What is the smallest capacitor needed in a computer power supply in order to supply at least 0.2 A of current for 0.35 s after the power goes off? (DATA: Assume that the resistance of all the components of the computer mother board is 5 Ω and it uses a 5 V supply.)
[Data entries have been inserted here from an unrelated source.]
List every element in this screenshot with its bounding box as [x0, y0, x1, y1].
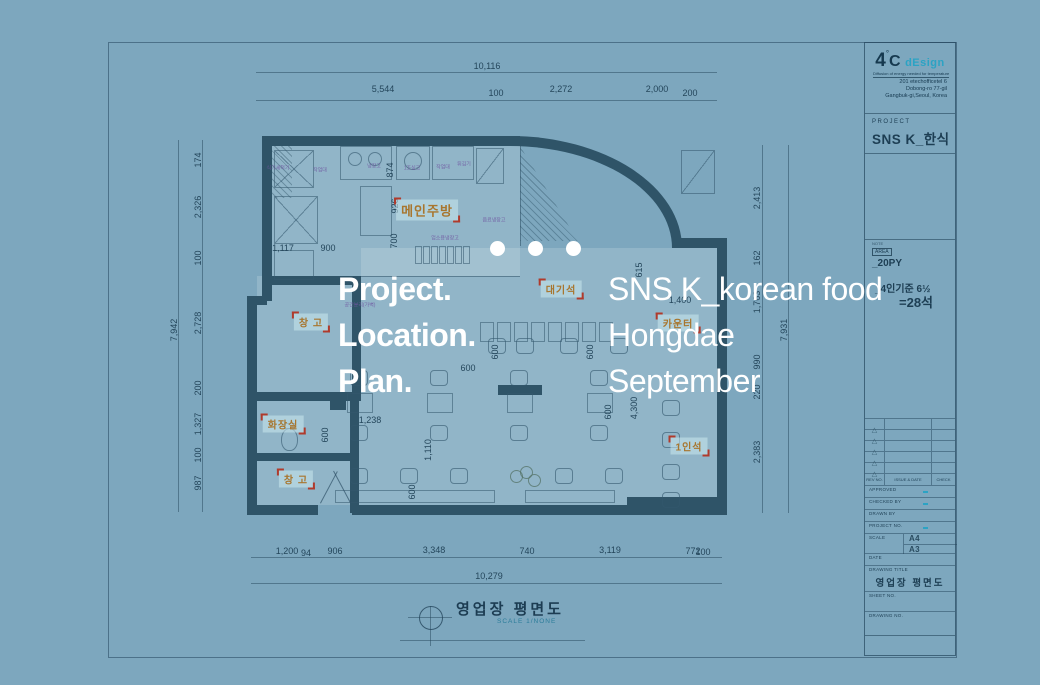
dimension-label: 600 — [490, 344, 500, 359]
chair — [400, 468, 418, 484]
chair — [605, 468, 623, 484]
equipment-circle — [348, 152, 362, 166]
chair — [662, 492, 680, 508]
dimension-line — [256, 100, 717, 101]
overlay-value-project: SNS K_korean food — [608, 266, 882, 312]
chair — [350, 468, 368, 484]
drawn-by-row: DRAWN BY — [865, 509, 955, 521]
overlay-value-location: Hongdae — [608, 312, 734, 358]
pass-counter-slot — [431, 246, 438, 264]
dimension-line — [400, 640, 585, 641]
chair — [662, 464, 680, 480]
equipment-label: 작업대 — [436, 164, 450, 171]
dimension-label: 100 — [193, 250, 203, 265]
dimension-line — [251, 583, 722, 584]
logo-c: C — [889, 53, 901, 70]
dimension-label: 1,110 — [423, 439, 433, 461]
teal-mark — [923, 491, 928, 493]
dimension-line — [256, 72, 717, 73]
title-block: 4°C dEsign Diffusion of energy needed fo… — [864, 42, 956, 656]
dimension-line — [520, 146, 521, 246]
wall-segment — [262, 136, 520, 146]
wall-segment — [247, 296, 257, 515]
kitchen-equipment — [476, 148, 504, 184]
pass-counter-slot — [439, 246, 446, 264]
kitchen-equipment — [360, 186, 392, 236]
pass-counter-slot — [415, 246, 422, 264]
dimension-label: 740 — [519, 546, 534, 556]
address-line: 201 etechofficetel 6 — [885, 79, 947, 86]
chair — [555, 468, 573, 484]
pass-counter-slot — [447, 246, 454, 264]
room-label: 창 고 — [279, 471, 313, 488]
plant — [528, 474, 541, 487]
carousel-dot[interactable] — [566, 241, 581, 256]
blueprint-presentation-page: { "colors": { "background": "#7da7be", "… — [0, 0, 1040, 685]
dimension-label: 2,413 — [752, 187, 762, 210]
dimension-label: 1,327 — [193, 413, 203, 436]
dimension-label: 3,348 — [423, 545, 446, 555]
address: 201 etechofficetel 6 Dobong-ro 77-gil Ga… — [885, 79, 947, 100]
dimension-label: 2,272 — [550, 84, 573, 94]
chair — [510, 370, 528, 386]
logo: 4°C dEsign — [865, 49, 955, 72]
dimension-label: 94 — [301, 548, 311, 558]
carousel-dot[interactable] — [528, 241, 543, 256]
equipment-label: 식기세척기 — [266, 165, 289, 172]
dimension-label: 600 — [407, 484, 417, 499]
drawing-title-value: 영업장 평면도 — [865, 575, 955, 589]
dimension-label: 2,383 — [752, 441, 762, 464]
dimension-label: 600 — [603, 404, 613, 419]
room-label: 화장실 — [263, 416, 304, 433]
dimension-label: 100 — [695, 547, 710, 557]
note-label: NOTE — [872, 241, 883, 246]
dimension-line — [762, 145, 763, 513]
chair — [560, 338, 578, 354]
capacity-line-2: =28석 — [899, 292, 933, 311]
dimension-label: 7,931 — [779, 319, 789, 342]
drawing-no-row: DRAWING NO. — [865, 611, 955, 635]
revision-row: △ — [865, 451, 955, 462]
dimension-label: 5,544 — [372, 84, 395, 94]
dimension-label: 874 — [385, 162, 395, 177]
room-label: 1인석 — [671, 438, 708, 455]
dimension-line — [251, 557, 722, 558]
dimension-label: 162 — [752, 250, 762, 265]
kitchen-equipment — [274, 196, 318, 244]
scale-label: SCALE — [869, 535, 885, 540]
project-no-row: PROJECT NO. — [865, 521, 955, 533]
dimension-label: 600 — [320, 427, 330, 442]
dimension-label: 2,326 — [193, 196, 203, 219]
revision-row: △ — [865, 429, 955, 440]
address-line: Gangbuk-gi,Seoul, Korea — [885, 93, 947, 100]
dimension-label: 100 — [193, 447, 203, 462]
wall-segment — [247, 505, 318, 515]
pass-counter-slot — [463, 246, 470, 264]
counter-slot — [582, 322, 596, 342]
dimension-label: 700 — [389, 233, 399, 248]
project-label: PROJECT — [872, 119, 911, 125]
equipment-label: 음료냉장고 — [482, 217, 505, 224]
project-name: SNS K_한식 — [872, 128, 950, 148]
pass-counter-slot — [423, 246, 430, 264]
dimension-label: 600 — [585, 344, 595, 359]
dimension-label: 1,200 — [276, 546, 299, 556]
equipment-label: 업소용냉장고 — [431, 235, 459, 242]
overlay-value-plan: September — [608, 358, 760, 404]
dimension-label: 600 — [460, 363, 475, 373]
chair — [510, 425, 528, 441]
revision-row: △ — [865, 440, 955, 451]
logo-design: dEsign — [905, 57, 945, 69]
chair — [590, 425, 608, 441]
teal-mark — [923, 503, 928, 505]
revision-row: △ — [865, 462, 955, 473]
caption-title: 영업장 평면도 — [456, 598, 564, 619]
revision-row: △ — [865, 418, 955, 429]
address-line: Dobong-ro 77-gil — [885, 86, 947, 93]
table — [507, 393, 533, 413]
chair — [350, 425, 368, 441]
equipment-label: 1조싱크 — [404, 165, 421, 172]
kitchen-equipment — [681, 150, 715, 194]
date-row: DATE — [865, 553, 955, 565]
chair — [516, 338, 534, 354]
dimension-label: 1,238 — [359, 415, 382, 425]
wall-segment — [247, 453, 359, 461]
equipment-label: 작업대 — [313, 167, 327, 174]
overlay-label-location: Location. — [338, 312, 476, 358]
dimension-label: 987 — [193, 475, 203, 490]
room-label: 메인주방 — [396, 200, 458, 221]
logo-4: 4 — [875, 50, 886, 71]
dimension-label: 2,000 — [646, 84, 669, 94]
chair — [450, 468, 468, 484]
caption-scale: SCALE 1/NONE — [497, 618, 556, 625]
dimension-label: 10,279 — [475, 571, 503, 581]
approved-row: APPROVED — [865, 485, 955, 497]
kitchen-equipment — [274, 250, 314, 280]
wall-segment — [247, 296, 267, 305]
rev-no-header: REV NO. — [865, 474, 885, 485]
room-label: 대기석 — [541, 281, 582, 298]
dimension-label: 100 — [488, 88, 503, 98]
equipment-label: 냉장고 — [367, 163, 381, 170]
overlay-label-project: Project. — [338, 266, 451, 312]
table — [427, 393, 453, 413]
caption-marker-icon — [419, 606, 443, 630]
dimension-label: 900 — [320, 243, 335, 253]
equipment-label: 튀김기 — [457, 161, 471, 168]
dimension-label: 7,942 — [169, 319, 179, 342]
sheet-no-row: SHEET NO. — [865, 591, 955, 611]
teal-mark — [923, 527, 928, 529]
overlay-label-plan: Plan. — [338, 358, 412, 404]
table — [525, 490, 615, 503]
dimension-label: 3,119 — [599, 545, 621, 555]
revision-header-row: REV NO. ISSUE & DATE CHECK — [865, 473, 955, 485]
dimension-label: 200 — [682, 88, 697, 98]
drawing-title-row: DRAWING TITLE 영업장 평면도 — [865, 565, 955, 591]
checked-by-row: CHECKED BY — [865, 497, 955, 509]
dimension-label: 200 — [193, 380, 203, 395]
area-chip: AREA — [872, 248, 892, 256]
chair — [430, 370, 448, 386]
dimension-label: 1,117 — [272, 243, 294, 253]
check-header: CHECK — [931, 474, 955, 485]
dimension-label: 10,116 — [474, 61, 501, 71]
paper-size-a4: A4 — [903, 534, 957, 544]
dimension-label: 906 — [327, 546, 342, 556]
logo-tagline: Diffusion of energy needed for temperatu… — [873, 71, 949, 78]
chair — [590, 370, 608, 386]
drawing-title-label: DRAWING TITLE — [869, 567, 908, 572]
carousel-dot[interactable] — [490, 241, 505, 256]
room-label: 창 고 — [294, 314, 328, 331]
dimension-label: 2,728 — [193, 312, 203, 335]
scale-row: SCALE A4 A3 — [865, 533, 955, 553]
dimension-label: 174 — [193, 152, 203, 167]
issue-date-header: ISSUE & DATE — [885, 474, 931, 485]
pass-counter-slot — [455, 246, 462, 264]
To determine the smallest capacitor needed, we can use the equation for the discharge of a capacitor:
Q = C * V
Where:
Q is the charge stored in the capacitor
C is the capacitance of the capacitor
V is the voltage across the capacitor
In this case, we want to supply at least 0.2 A of current (I) for 0.35 s (t), and we know that the resistance (R) is 5 Ω. Using Ohm's Law (V = I * R), we can calculate the voltage drop (ΔV) across the components as:
ΔV = I * R
= 0.2 A * 5 Ω
= 1 V
Since the computer motherboard uses a 5 V supply, the initial voltage across the capacitor will be 5 V. Therefore, the voltage across the capacitor after 0.35 s will be:
V = 5 V - 1 V
= 4 V
Now, we can calculate the charge (Q) required by multiplying the current (I) and the time (t):
Q = I * t
= 0.2 A * 0.35 s
= 0.07 C
Finally, we can rearrange the equation Q = C * V to solve for the capacitance (C):
C = Q / V
= 0.07 C / 4 V
= 0.0175 F
Therefore, the smallest capacitor needed in this case would be 0.0175 Farads (or 17.5 millifarads).